I was reading a tutorial written on Linear Regression by Avi Kak (https://engineering.purdue.edu/kak/Tutorials/RegressionTree.pdf). There is a part about geometric interpretation of linear regression on pg.19.
The optimum solution for β~ that minimizes the cost function C(β~) in Eq. (14) possesses the following geometrical interpretation: Focusing on the equation ~y = Xβ~, the measured vector ~y on the left resides in a large N dimensional space. On the other hand, as we vary β~ in our search for the best possible solution, the space spanned by the product Xβ~ will be a (p+1)-dimensional subspace (a hyperplane, really) in the N dimensional space in which ~y resides. The question now is: which point in the hyperplane spanned by Xβ~ is the best approximation to the point ~y which is outside the hyperplane. For any selected value for β~, the “error” vector ~y − Xβ~ will go from the tip of the vector Xβ~ to the tip of the ~y vector. Minimization of the cost function C in Eq. (14) amounts to minimizing the norm of this difference vector.

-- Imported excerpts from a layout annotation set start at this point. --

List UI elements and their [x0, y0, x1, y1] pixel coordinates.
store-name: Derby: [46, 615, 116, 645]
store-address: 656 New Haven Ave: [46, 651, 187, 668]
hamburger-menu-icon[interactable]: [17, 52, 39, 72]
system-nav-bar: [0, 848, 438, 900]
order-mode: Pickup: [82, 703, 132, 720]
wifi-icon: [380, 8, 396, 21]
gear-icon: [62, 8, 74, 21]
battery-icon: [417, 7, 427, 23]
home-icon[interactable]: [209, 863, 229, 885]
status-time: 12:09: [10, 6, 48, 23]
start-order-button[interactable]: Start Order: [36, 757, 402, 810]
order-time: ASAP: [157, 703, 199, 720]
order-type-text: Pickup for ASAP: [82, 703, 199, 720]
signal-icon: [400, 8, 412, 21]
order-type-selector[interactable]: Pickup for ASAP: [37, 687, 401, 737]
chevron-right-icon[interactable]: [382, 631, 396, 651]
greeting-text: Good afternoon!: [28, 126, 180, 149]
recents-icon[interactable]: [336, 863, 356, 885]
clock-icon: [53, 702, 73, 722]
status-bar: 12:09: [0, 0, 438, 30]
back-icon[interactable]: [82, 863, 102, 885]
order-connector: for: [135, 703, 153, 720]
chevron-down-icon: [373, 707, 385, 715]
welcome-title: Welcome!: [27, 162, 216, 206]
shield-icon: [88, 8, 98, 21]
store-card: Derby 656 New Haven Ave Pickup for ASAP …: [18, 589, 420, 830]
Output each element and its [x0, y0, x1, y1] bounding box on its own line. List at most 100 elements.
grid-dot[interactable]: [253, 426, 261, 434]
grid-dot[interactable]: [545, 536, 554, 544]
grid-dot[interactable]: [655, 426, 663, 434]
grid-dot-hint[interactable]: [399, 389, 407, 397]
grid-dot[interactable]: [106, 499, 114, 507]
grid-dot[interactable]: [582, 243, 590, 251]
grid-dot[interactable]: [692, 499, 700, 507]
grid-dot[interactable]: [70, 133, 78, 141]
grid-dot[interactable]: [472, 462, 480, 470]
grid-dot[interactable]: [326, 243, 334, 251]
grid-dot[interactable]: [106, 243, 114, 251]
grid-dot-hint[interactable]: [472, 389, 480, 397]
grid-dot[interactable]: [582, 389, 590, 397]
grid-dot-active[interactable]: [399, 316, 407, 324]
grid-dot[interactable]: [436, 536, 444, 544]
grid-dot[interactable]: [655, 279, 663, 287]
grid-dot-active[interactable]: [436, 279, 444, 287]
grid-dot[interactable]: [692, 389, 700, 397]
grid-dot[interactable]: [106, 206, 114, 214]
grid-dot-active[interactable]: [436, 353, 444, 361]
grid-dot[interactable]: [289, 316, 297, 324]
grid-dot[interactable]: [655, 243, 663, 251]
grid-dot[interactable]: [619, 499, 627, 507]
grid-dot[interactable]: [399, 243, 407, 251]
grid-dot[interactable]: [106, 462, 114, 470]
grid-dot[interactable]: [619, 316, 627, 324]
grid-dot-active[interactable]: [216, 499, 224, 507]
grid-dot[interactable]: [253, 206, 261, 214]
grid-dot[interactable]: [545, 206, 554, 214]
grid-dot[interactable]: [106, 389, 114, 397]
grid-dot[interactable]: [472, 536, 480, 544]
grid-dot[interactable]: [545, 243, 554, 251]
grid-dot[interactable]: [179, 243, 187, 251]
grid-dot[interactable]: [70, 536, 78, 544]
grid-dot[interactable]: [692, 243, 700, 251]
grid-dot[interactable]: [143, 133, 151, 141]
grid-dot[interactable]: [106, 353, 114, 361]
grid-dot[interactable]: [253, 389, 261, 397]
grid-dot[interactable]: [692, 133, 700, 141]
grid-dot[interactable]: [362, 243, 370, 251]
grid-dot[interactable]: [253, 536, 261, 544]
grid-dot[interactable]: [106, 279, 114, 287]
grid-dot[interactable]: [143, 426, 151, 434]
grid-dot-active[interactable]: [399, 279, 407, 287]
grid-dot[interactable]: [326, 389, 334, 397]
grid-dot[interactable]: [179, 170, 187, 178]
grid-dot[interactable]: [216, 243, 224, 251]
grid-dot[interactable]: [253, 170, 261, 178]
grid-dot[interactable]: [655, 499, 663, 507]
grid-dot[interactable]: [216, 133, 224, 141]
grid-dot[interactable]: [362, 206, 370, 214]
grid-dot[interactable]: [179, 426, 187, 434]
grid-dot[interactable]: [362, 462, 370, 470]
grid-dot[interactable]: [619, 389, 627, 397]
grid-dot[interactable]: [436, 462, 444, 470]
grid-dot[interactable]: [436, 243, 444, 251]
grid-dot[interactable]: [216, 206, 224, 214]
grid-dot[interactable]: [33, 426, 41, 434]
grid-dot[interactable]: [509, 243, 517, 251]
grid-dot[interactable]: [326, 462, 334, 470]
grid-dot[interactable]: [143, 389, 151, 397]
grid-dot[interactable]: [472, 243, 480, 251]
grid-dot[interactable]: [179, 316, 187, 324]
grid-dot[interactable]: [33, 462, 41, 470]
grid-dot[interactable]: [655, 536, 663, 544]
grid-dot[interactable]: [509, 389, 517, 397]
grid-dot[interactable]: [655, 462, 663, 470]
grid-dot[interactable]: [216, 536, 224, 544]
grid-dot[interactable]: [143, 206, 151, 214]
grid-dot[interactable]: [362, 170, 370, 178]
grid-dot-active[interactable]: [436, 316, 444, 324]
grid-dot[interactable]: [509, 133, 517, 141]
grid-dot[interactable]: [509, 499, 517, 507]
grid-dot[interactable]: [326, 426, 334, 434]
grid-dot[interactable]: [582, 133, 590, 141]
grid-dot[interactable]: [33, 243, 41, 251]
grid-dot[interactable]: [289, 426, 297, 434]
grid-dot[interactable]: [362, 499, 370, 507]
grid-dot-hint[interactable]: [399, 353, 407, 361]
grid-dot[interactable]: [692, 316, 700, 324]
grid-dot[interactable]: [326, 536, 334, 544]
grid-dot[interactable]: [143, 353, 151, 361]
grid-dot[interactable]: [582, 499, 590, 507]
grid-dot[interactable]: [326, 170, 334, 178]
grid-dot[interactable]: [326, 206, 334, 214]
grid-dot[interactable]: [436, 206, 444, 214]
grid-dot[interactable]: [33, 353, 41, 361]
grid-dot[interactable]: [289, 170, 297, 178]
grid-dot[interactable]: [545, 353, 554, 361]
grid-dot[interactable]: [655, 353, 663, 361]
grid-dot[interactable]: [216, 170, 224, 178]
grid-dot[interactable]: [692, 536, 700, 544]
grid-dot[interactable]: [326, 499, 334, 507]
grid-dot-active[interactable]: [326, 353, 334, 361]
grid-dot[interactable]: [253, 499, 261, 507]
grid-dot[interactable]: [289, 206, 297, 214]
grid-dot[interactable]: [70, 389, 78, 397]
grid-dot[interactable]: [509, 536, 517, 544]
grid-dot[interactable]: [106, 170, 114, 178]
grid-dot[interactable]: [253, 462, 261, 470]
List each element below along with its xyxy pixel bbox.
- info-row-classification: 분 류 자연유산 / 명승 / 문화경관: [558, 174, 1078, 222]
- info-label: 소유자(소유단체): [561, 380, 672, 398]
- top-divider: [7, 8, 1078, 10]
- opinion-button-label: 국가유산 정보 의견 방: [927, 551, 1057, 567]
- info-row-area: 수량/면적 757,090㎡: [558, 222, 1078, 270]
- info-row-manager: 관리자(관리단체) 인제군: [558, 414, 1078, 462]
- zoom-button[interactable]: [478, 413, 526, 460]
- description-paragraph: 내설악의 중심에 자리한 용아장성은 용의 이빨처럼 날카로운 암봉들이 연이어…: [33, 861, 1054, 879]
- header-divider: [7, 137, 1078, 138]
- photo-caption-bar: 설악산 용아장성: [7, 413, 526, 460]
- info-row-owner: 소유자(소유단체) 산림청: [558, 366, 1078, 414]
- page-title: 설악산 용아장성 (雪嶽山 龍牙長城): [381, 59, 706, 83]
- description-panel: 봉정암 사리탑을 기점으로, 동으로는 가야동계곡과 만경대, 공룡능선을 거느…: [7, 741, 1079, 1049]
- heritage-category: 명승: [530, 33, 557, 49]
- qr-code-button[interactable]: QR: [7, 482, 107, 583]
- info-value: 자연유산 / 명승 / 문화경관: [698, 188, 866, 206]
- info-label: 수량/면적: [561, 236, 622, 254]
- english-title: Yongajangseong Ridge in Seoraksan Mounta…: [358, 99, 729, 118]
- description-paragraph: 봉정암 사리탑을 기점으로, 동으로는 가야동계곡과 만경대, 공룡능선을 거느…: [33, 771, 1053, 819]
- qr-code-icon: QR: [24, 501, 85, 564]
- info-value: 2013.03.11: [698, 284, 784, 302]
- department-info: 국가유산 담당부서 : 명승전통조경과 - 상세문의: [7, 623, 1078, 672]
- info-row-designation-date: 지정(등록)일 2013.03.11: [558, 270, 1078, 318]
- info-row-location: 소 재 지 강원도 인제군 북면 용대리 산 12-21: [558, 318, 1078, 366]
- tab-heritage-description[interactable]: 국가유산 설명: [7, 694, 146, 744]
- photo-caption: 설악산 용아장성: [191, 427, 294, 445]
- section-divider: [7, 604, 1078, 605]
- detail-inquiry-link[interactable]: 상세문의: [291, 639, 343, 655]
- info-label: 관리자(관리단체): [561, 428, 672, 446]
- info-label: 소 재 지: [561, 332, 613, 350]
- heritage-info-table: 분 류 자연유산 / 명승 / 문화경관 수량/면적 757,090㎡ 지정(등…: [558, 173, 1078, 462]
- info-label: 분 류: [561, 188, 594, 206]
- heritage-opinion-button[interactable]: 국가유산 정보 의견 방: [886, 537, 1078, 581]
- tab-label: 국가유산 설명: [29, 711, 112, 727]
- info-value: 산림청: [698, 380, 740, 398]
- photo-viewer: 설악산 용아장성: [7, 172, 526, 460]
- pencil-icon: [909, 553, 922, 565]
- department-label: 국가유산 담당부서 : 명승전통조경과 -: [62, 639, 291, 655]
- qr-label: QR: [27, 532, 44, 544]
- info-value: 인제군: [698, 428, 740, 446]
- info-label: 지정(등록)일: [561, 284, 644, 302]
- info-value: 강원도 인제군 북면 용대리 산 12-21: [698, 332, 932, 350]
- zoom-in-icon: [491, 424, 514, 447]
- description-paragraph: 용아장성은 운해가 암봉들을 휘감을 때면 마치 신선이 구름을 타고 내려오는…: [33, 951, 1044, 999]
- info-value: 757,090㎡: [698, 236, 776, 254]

I could not understand how to relate N-dimensional space and (p+1)-dimensional subspace. B vector defines a (p+1) dimensional subspace but I could not understand why N dimensional space contains the (p+1) subspace. As I understand in (p+1) each dimension means features but in N dimensional space each dimension means a data point. I'm a lot confused about the idea. Are there any other resource that explains the idea in a much more detail? or Could anyone explains the idea how these spaces relate?